The experimental hepatitis C drugs danoprevir and mericitabine, with or without pegylated interferon and ribavirin, showed good safety and efficacy in previously treated patients, according to findings from the MATTERHORN study presented at The Liver Meeting 2012 (the 63rd Annual Meeting of the American Association for the Study of Liver Diseases, or AASLD) this week in Boston. Another analysis from the trial showed good outcomes for people with advanced liver fibrosis.

The advent of direct-acting drugs that target various steps of the hepatitis C virus (HCV) lifecycle have brought about a new era of treatment. Many combination regimens are currently under study, with a focus on difficult-to-treat patients who did not do well on the old standard of care, including non-responders to prior interferon-based therapy and people with advanced liver disease. The ultimate goal is all-oral, interferon-free regimens that are easy to use and cause few side-effects.

Jordan Feld, from Toronto Western Hospital Liver Centre, and colleagues evaluated the safety and efficacy of different regimens containing the second-generation HCV protease inhibitor danoprevir, the nucleoside HCV polymerase inhibitor mericitabine, ribavirin, and for some participants, pegylated interferon. Danoprevir was boosted with a small amount of ritonavir (Norvir) to reach higher levels in the body.

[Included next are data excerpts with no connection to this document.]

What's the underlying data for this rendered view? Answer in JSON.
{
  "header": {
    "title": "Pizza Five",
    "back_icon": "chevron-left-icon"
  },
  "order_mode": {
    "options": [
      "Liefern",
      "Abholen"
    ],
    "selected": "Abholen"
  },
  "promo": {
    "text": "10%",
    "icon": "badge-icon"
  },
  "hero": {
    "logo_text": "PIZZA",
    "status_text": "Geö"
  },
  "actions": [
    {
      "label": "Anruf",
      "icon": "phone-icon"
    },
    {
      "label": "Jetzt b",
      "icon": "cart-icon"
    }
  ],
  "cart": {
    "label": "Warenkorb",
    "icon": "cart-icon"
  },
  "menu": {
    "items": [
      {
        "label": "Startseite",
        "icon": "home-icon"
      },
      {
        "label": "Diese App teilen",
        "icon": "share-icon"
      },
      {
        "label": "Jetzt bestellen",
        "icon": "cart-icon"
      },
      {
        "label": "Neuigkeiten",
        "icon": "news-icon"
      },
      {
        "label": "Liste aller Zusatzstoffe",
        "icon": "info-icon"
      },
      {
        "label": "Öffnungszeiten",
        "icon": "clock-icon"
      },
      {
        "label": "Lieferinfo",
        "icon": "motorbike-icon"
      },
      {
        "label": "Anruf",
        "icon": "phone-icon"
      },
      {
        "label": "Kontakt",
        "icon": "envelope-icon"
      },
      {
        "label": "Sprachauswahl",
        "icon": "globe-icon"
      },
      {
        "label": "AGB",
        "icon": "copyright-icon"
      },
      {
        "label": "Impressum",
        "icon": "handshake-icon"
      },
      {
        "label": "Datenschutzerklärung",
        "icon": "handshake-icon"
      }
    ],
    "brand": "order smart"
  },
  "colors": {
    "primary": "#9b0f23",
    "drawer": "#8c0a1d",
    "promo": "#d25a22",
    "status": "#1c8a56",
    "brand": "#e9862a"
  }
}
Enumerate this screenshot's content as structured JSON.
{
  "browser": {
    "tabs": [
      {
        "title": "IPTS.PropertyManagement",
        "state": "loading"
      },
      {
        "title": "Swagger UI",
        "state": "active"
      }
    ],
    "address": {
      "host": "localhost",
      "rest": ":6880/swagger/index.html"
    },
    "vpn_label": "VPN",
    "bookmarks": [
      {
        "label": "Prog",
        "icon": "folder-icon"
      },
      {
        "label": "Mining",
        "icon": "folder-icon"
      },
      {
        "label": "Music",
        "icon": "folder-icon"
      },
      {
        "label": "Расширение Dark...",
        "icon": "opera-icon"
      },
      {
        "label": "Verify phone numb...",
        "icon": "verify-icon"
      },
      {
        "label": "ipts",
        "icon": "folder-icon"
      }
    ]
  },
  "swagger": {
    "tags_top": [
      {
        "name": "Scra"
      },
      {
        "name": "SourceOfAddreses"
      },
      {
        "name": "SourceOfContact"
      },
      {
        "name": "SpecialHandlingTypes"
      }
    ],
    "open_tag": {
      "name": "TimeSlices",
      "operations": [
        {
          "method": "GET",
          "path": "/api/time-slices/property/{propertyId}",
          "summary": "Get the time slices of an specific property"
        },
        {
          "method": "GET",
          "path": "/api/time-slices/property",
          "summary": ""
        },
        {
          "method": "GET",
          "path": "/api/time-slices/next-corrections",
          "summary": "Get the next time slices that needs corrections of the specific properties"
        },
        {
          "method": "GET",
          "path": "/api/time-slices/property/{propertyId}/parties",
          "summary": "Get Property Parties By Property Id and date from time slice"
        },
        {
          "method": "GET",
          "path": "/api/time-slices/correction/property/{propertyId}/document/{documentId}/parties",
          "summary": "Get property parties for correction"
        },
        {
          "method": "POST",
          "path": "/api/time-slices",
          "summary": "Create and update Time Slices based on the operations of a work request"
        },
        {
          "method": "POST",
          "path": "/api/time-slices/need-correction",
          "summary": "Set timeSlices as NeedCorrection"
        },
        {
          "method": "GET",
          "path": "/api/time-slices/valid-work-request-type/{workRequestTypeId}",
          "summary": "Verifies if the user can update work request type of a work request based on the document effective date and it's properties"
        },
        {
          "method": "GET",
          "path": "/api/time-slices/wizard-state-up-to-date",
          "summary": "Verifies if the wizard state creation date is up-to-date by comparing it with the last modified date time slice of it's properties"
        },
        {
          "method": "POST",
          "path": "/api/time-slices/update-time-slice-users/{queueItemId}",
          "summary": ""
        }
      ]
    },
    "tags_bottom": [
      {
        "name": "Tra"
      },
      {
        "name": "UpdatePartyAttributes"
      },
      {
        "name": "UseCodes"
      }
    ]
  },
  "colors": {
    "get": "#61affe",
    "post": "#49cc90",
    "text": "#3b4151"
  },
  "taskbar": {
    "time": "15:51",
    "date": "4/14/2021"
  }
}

The MATTERHORN study enrolled 379 chronic hepatitis C patients with HCV genotype 1 who were either partial responders (at least a 2 log10 drop in HCV RNA by treatment week 12, but still detectable at the end of treatment) or null responders (less than a 2 log10 drop by week 12) to prior interferon-based treatment.

Approximately 70% of participants were men, most were white and the average age was about 50 years. The study included people with HCV genotypes 1a or 1b, but those with harder-to-treat 1a were not assigned to interferon-free therapy.

About one-quarter of participants had advanced liver fibrosis (equivalent to Metavir stage F3), but all had biopsies or FibroScan measurements showing no cirrhosis. (People with cirrhosis are being studied in a separate trial known as RUSHMORE.) Very few had the favourable IL28B ‘CC’ gene pattern associated with better interferon response.

Prior partial responders were randomly assigned to three treatment arms, all for 24 weeks:

  • Interferon-free triple therapy with 100mg twice-daily danoprevir, 1000mg twice-daily mericitabine and 1000-1200mg/day ribavirin;
  • Triple therapy with danoprevir, mericitabine and 180mcg once-weekly pegylated interferon alfa-2a (Pegasys);
  • Quadruple therapy with all four drugs.

Prior null responders received either interferon-free triple therapy for 24 weeks, the quadruple regimen for 24 weeks or the quadruple regimen with a pegylated interferon/ribavirin ‘tail’ continuing through 48 weeks (the latter group is still undergoing treatment).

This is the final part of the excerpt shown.